I step in it when I get home, although I’m not exactly sure what it is. At first it looks like apple juice pooled in the grout grooves between the kitchen floor tiles, but it could just as easily be pee. I don’t really want to know. I pull some paper towels from the roll as I scan the rest of the kitchen—a soggy waffle with one bite out of it crowning a pile of dishes in the sink, a carton of milk warming on the kitchen counter next to an open jar of peanut butter with a knife sticking out of it, the refrigerator door standing open.
I close the refrigerator door, and I’m just about to wipe up the floor when Noah darts through the living room toward me. “Wobert!” he squeaks in a voice I know means he’s a little freaked out. “Aunt Whitney needs help.” He grabs my hand and tugs me toward my parents’ bedroom. I drop the paper towels on the counter, and with a feeling of dread, follow Noah.
Franny, who at twelve is the oldest of my cousins, presses herself white-faced against the wall as we pass her in the hallway, and I fear what new horror awaits me. At the foot of the bed, the huddled twins—Matthew and Mark—look up at me with tear-filled but hopeful eyes.

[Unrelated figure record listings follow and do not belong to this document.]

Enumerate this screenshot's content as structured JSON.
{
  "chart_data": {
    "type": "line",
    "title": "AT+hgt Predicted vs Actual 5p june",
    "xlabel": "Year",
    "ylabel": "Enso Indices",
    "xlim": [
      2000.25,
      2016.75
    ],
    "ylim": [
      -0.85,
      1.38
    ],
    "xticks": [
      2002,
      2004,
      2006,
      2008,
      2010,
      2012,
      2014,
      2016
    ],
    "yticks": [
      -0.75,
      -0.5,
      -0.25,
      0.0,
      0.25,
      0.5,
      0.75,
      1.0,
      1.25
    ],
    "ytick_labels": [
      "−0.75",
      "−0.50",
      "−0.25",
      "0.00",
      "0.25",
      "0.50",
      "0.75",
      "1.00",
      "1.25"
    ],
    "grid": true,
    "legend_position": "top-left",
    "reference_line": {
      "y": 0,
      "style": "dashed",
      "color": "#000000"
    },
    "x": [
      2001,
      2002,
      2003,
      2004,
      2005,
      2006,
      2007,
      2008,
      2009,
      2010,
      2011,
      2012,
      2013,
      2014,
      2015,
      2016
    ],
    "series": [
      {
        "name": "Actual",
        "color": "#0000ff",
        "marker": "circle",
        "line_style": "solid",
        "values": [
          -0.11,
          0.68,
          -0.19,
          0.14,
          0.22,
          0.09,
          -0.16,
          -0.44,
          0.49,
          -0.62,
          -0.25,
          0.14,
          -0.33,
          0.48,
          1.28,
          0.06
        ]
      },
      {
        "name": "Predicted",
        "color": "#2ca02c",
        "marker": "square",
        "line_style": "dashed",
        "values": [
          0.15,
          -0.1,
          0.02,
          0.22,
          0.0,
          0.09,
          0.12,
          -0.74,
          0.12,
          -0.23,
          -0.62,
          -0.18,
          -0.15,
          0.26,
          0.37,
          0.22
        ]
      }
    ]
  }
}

“Robert, is that you?” Aunt Whitney calls from the bathroom.
There’s something about a crisis in a bathroom that screams, You don’t want to be a part of this. As it turns out, it’s not as bad as I feared. Dad is sitting on the shower floor and leaning against a plastic chair seat, his forehead cradled in the crook of his arm, his eyes closed. A towel is draped across his lap.
“Where have you been?” Aunt Whitney demands.